Version-Release number of the following components:
features: Basic-Auth GSSAPI Kerberos SPNEGO
$ bin/openshift-install version
Your version of Terraform is out of date! The latest version
is 0.11.10. You can update by downloading from www.terraform.io/downloads.html
Steps to Reproduce:
1. Setup 40 cluster with libvirt provider with openshift-install
2. After all things launched, make router pod in openshift-ingress expose 80 & 443 port for routes
3. make dns entry in /etc/hosts for console route
oc get routes -n openshift-console
echo "worker_ip console-openshift-console.router.default.svc.cluster.local" >> /etc/hosts
4. try to access web console
4. got redirect loop
Navigated to https://console-openshift-console.router.default.svc.cluster.local/auth/login
Error logging out TypeError: "NetworkError when attempting to fetch resource." main-chunk-0432bfc802ed74d1be3a.min.js:1:19214
4. web console should work well
This can also be reproduced on Aws provider, so remove the libvirt in title.
Created attachment 1507913 [details]
It's probably not worth trying to test the console until  gets closed.
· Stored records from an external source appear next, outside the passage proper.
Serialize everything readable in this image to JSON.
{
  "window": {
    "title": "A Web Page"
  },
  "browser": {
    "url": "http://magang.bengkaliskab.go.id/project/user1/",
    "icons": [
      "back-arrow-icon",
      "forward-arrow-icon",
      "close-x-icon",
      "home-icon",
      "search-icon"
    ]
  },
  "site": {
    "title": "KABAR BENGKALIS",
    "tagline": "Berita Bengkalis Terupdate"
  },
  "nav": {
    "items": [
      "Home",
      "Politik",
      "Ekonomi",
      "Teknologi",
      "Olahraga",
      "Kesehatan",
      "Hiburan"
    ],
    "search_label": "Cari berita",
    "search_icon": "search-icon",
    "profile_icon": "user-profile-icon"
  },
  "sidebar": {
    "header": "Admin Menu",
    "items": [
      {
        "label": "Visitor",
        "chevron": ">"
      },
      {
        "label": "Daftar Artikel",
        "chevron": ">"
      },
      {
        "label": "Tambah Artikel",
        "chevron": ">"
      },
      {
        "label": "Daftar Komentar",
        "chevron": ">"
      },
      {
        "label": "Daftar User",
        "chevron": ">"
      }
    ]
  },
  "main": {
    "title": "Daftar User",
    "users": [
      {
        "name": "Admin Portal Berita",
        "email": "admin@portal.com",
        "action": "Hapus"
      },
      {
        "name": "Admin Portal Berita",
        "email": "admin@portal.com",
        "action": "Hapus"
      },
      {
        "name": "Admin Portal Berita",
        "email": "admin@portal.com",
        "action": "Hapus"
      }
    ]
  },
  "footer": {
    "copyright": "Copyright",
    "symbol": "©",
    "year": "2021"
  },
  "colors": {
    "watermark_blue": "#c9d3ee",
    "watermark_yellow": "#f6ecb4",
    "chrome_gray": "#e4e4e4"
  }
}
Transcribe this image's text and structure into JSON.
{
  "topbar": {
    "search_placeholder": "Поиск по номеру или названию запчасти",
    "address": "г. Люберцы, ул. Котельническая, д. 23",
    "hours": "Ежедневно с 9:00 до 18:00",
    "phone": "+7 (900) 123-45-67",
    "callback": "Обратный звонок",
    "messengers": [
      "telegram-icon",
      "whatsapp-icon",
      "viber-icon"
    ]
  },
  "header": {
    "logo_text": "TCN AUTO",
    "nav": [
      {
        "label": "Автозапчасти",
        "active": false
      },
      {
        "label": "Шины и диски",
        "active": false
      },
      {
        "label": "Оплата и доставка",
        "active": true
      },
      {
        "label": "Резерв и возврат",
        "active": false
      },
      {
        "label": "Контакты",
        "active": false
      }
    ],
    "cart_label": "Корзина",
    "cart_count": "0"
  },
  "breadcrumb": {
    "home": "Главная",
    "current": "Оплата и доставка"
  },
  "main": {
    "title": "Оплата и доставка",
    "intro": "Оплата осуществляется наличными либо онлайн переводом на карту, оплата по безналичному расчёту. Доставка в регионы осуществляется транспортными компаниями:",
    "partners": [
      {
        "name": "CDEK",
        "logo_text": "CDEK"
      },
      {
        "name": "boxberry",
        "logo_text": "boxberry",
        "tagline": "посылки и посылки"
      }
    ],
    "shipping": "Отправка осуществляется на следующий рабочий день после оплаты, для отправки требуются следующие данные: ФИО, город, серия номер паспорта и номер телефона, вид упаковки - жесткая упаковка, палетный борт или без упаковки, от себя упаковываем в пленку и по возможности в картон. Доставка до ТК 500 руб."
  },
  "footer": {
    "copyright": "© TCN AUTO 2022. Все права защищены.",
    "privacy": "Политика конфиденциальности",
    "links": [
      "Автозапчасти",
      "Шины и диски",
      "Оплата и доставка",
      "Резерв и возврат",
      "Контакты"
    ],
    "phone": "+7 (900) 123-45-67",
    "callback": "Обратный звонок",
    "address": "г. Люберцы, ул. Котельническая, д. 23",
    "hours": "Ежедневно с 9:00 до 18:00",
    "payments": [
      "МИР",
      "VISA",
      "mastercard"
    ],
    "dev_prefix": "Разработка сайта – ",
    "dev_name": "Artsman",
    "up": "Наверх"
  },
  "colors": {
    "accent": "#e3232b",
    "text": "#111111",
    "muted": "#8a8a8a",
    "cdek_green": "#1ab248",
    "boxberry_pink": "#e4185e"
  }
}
Now console testing on both AWS and Libvirt is blocked by this bug, is there any other workaround?
The old console is going away, it wont exist in 4.0 installs.
The new console can be tested, pending this next PR:
Should be blocked with https://bugzilla.redhat.com/show_bug.cgi?id=1653228
This is not an installer issue. This will be fixed by the ingress operator, which is maintained by the network edge team.
I feel this bug belongs to Auth because it appears the console's Route now has the correct host name and that name seems to properly resolve through external DNS.
Can you confirm that this is no longer an issue? I'd like to close this out as the original issue reported has been resolved.
Checked with aws provider, and kubeadmin work well.